Edinburgh could become the next UK city to lose its world heritage status, councillors fear, after plans were unveiled to install giant “bin hubs” on its historic Georgian streets.

Locals warned that the planned overhaul to rubbish collections in the city’s New Town would “desecrate” an area that is home to some of the finest neoclassical architecture in the world and inspired Edinburgh’s claim to title of ‘the Athens of the north’.

The major row broke out after the city council was accused of railroading through plans to scrap the ‘gull-proof bags’ and recycling boxes the area’s well-heeled residents have been using for several years, which were left outside on pavements for weekly early morning collections.
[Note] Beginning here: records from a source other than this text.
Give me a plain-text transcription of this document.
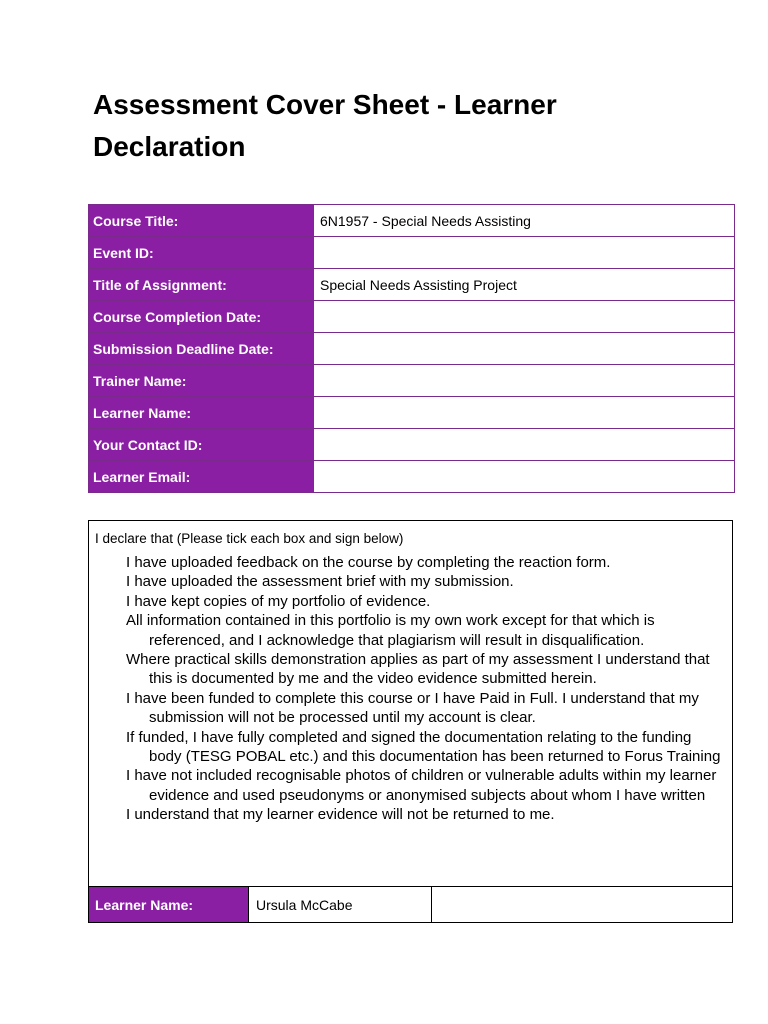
Assessment Cover Sheet - Learner Declaration
Course Title:	6N1957 - Special Needs Assisting
Event ID:	
Title of Assignment:	Special Needs Assisting Project
Course Completion Date:	
Submission Deadline Date:	
Trainer Name:	
Learner Name:	
Your Contact ID:	
Learner Email:	

I declare that (Please tick each box and sign below)

I have uploaded feedback on the course by completing the reaction form.
I have uploaded the assessment brief with my submission.
I have kept copies of my portfolio of evidence.
All information contained in this portfolio is my own work except for that which is referenced, and I acknowledge that plagiarism will result in disqualification.
Where practical skills demonstration applies as part of my assessment I understand that this is documented by me and the video evidence submitted herein.
I have been funded to complete this course or I have Paid in Full. I understand that my submission will not be processed until my account is clear.
If funded, I have fully completed and signed the documentation relating to the funding body (TESG POBAL etc.) and this documentation has been returned to Forus Training
I have not included recognisable photos of children or vulnerable adults within my learner evidence and used pseudonyms or anonymised subjects about whom I have written
I understand that my learner evidence will not be returned to me.
Learner Name:	Ursula McCabe
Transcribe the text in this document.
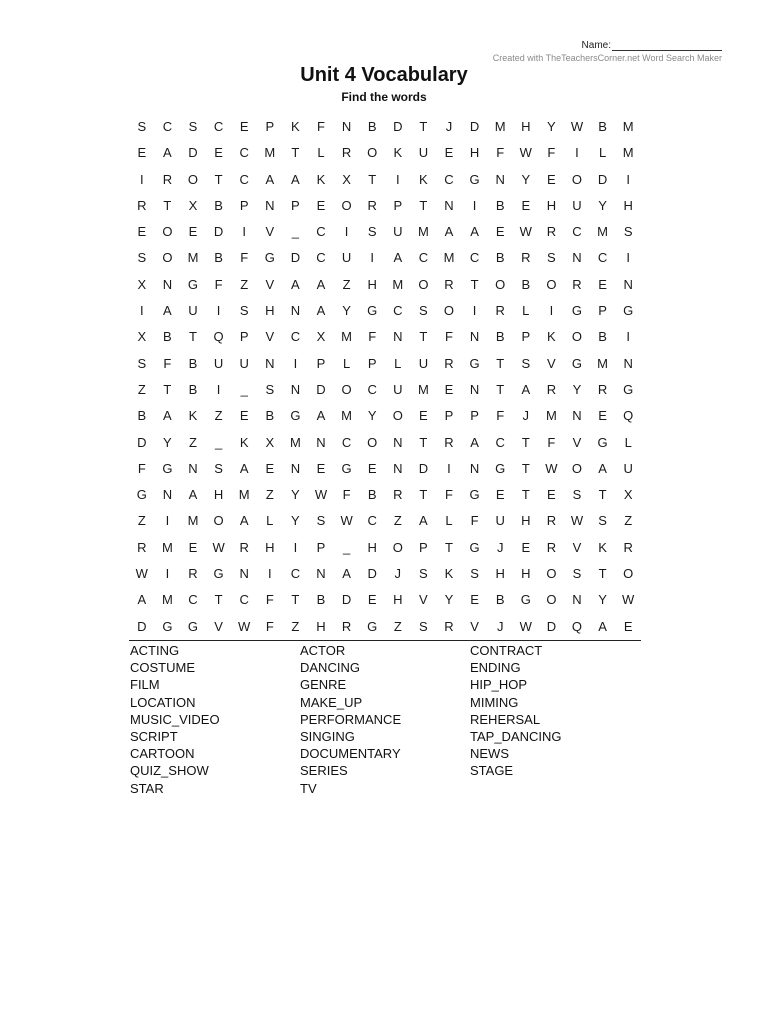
Name:
Created with TheTeachersCorner.net Word Search Maker
Unit 4 Vocabulary
Find the words
S	C	S	C	E	P	K	F	N	B	D	T	J	D	M	H	Y	W	B	M
E	A	D	E	C	M	T	L	R	O	K	U	E	H	F	W	F	I	L	M
I	R	O	T	C	A	A	K	X	T	I	K	C	G	N	Y	E	O	D	I
R	T	X	B	P	N	P	E	O	R	P	T	N	I	B	E	H	U	Y	H
E	O	E	D	I	V	_	C	I	S	U	M	A	A	E	W	R	C	M	S
S	O	M	B	F	G	D	C	U	I	A	C	M	C	B	R	S	N	C	I
X	N	G	F	Z	V	A	A	Z	H	M	O	R	T	O	B	O	R	E	N
I	A	U	I	S	H	N	A	Y	G	C	S	O	I	R	L	I	G	P	G
X	B	T	Q	P	V	C	X	M	F	N	T	F	N	B	P	K	O	B	I
S	F	B	U	U	N	I	P	L	P	L	U	R	G	T	S	V	G	M	N
Z	T	B	I	_	S	N	D	O	C	U	M	E	N	T	A	R	Y	R	G
B	A	K	Z	E	B	G	A	M	Y	O	E	P	P	F	J	M	N	E	Q
D	Y	Z	_	K	X	M	N	C	O	N	T	R	A	C	T	F	V	G	L
F	G	N	S	A	E	N	E	G	E	N	D	I	N	G	T	W	O	A	U
G	N	A	H	M	Z	Y	W	F	B	R	T	F	G	E	T	E	S	T	X
Z	I	M	O	A	L	Y	S	W	C	Z	A	L	F	U	H	R	W	S	Z
R	M	E	W	R	H	I	P	_	H	O	P	T	G	J	E	R	V	K	R
W	I	R	G	N	I	C	N	A	D	J	S	K	S	H	H	O	S	T	O
A	M	C	T	C	F	T	B	D	E	H	V	Y	E	B	G	O	N	Y	W
D	G	G	V	W	F	Z	H	R	G	Z	S	R	V	J	W	D	Q	A	E
ACTING	ACTOR	CONTRACT
COSTUME	DANCING	ENDING
FILM	GENRE	HIP_HOP
LOCATION	MAKE_UP	MIMING
MUSIC_VIDEO	PERFORMANCE	REHERSAL
SCRIPT	SINGING	TAP_DANCING
CARTOON	DOCUMENTARY	NEWS
QUIZ_SHOW	SERIES	STAGE
STAR	TV
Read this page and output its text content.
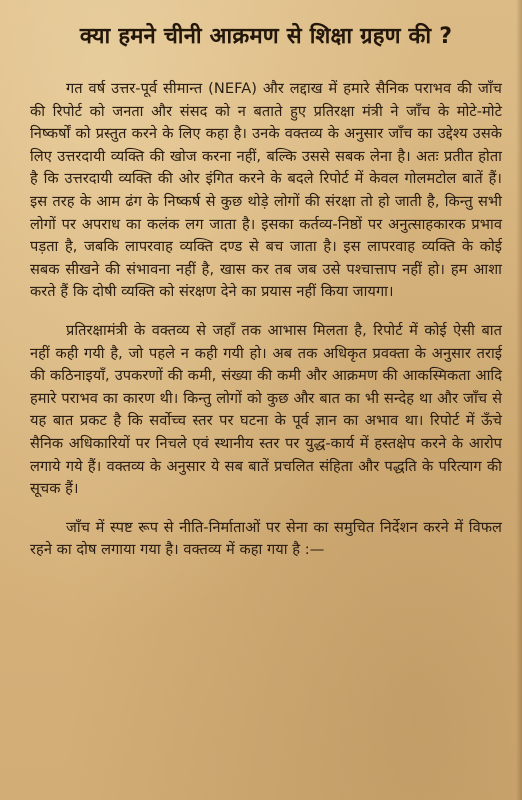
क्या हमने चीनी आक्रमण से शिक्षा ग्रहण की ?

गत वर्ष उत्तर-पूर्व सीमान्त (NEFA) और लद्दाख में हमारे सैनिक पराभव की जाँच की रिपोर्ट को जनता और संसद को न बताते हुए प्रतिरक्षा मंत्री ने जाँच के मोटे-मोटे निष्कर्षों को प्रस्तुत करने के लिए कहा है। उनके वक्तव्य के अनुसार जाँच का उद्देश्य उसके लिए उत्तरदायी व्यक्ति की खोज करना नहीं, बल्कि उससे सबक लेना है। अतः प्रतीत होता है कि उत्तरदायी व्यक्ति की ओर इंगित करने के बदले रिपोर्ट में केवल गोलमटोल बातें हैं। इस तरह के आम ढंग के निष्कर्ष से कुछ थोड़े लोगों की संरक्षा तो हो जाती है, किन्तु सभी लोगों पर अपराध का कलंक लग जाता है। इसका कर्तव्य-निष्ठों पर अनुत्साहकारक प्रभाव पड़ता है, जबकि लापरवाह व्यक्ति दण्ड से बच जाता है। इस लापरवाह व्यक्ति के कोई सबक सीखने की संभावना नहीं है, खास कर तब जब उसे पश्चात्ताप नहीं हो। हम आशा करते हैं कि दोषी व्यक्ति को संरक्षण देने का प्रयास नहीं किया जायगा।

प्रतिरक्षामंत्री के वक्तव्य से जहाँ तक आभास मिलता है, रिपोर्ट में कोई ऐसी बात नहीं कही गयी है, जो पहले न कही गयी हो। अब तक अधिकृत प्रवक्ता के अनुसार तराई की कठिनाइयाँ, उपकरणों की कमी, संख्या की कमी और आक्रमण की आकस्मिकता आदि हमारे पराभव का कारण थी। किन्तु लोगों को कुछ और बात का भी सन्देह था और जाँच से यह बात प्रकट है कि सर्वोच्च स्तर पर घटना के पूर्व ज्ञान का अभाव था। रिपोर्ट में ऊँचे सैनिक अधिकारियों पर निचले एवं स्थानीय स्तर पर युद्ध-कार्य में हस्तक्षेप करने के आरोप लगाये गये हैं। वक्तव्य के अनुसार ये सब बातें प्रचलित संहिता और पद्धति के परित्याग की सूचक हैं।

जाँच में स्पष्ट रूप से नीति-निर्माताओं पर सेना का समुचित निर्देशन करने में विफल रहने का दोष लगाया गया है। वक्तव्य में कहा गया है :—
Instead, the town hall plans to impose multiple ‘bin hubs’ throughout the area, raising fears that the new eyesores will contribute to Edinburgh going the same way as Liverpool’s waterfront, in being stripped of its prestigious Unesco status as a World Heritage site.

Up to six bins would be installed in each hub for recycling and household waste, under proposals that have also been criticised by conservation bodies.

The move follows widespread concern at other developments in Scotland’s capital, including the building of a poo-shaped hotel which has become known to locals as ‘the golden turd’ and critics claim ruins the city skyline.

"It would be a complete desecration of the streetscape,” Carol Nimmo, chair of New Town and Broughton Community Council, said of the bins proposals.

“Now we’ve got nothing on the street for six days and 23 hours. Suddenly, they want these permanent fixtures, literally in front of the houses all the way through these beautiful streets.

"The Unesco decision on Liverpool has focused minds. If you read their decision they don’t just talk about the big buildings, they talk about the cumulative effect of smaller decisions. That’s exactly what’s happening here.

"Everyone in other areas that got these containers in 2013 were told it would be regular collections, they’d be kept tidy. But they’re almost always overflowing.

"If you’ve been in Edinburgh lately, you can see the city is not a great place to behold, because it’s such a mess."

Locals are particularly annoyed that the council has used traffic regulations to force the changes through, rather than the planning system which gives the public a greater say. Few knew about the proposed changes until they were approved at an obscure council meeting.

Ms Nimmo warned that Edinburgh’s heritage status had come under threat before, most notably over now abandoned plans to develop its historic Royal High Scottish building. The city is not on Unesco ‘at risk’ register, which Liverpool had been since 2012.

Australia also avoided yesterday having the Great Barrier Reef listed as an endangered world heritage site by Unesco, despite extensive climate change-fuelled damage to the ecosystem’s corals, following a lobbying effort from Canberra.

However, Ms Nimmo warned that developments such as the ‘golden turd’ hotel and a revamped shopping development in the city could soon see Unesco turn its attention towards Scotland again.

"Edinburgh City Council have, without doubt, not been looking after their heritage,” she said. “We are concerned that the heritage site is coming way down on their priority list.”

Edinburgh World Heritage, an independent charity, has warned that bin hubs in other areas had become magnets for fly-tippers and “represents a threat to the visual integrity of the New Town”. The added “street clutter” will “negatively alter the character of our Georgian terraces”.

Christina Sinclair, director of Edinburgh World Heritage, said that while Edinburgh’s Unesco status “is not under imminent threat” the decision in Liverpool highlighted the need for the city to “remain vigilant”.

The Cockburn Association, the 146-year-old Edinburgh conservation group, has warned that Unesco’s decision on Liverpool is a “warning bell” and called for the council’s policies to be reviewed.

However, Karen Doran, Edinburgh Council’s vice convenor for the environment, claimed the bin hubs would bring “numerous benefits”, such as more regular collections and helping meet environmental targets. 
Rules that mean residents must walk no more than 50 metres to a bin may also be relaxed to reduce the number, she said.

She added: “We recognise the uniqueness of the World Heritage area and are rightly proud of the special status that this area of Edinburgh holds.

“We are confident that we can introduce a more modern and fit-for-purpose waste and recycling service that does not undermine the character of the area.”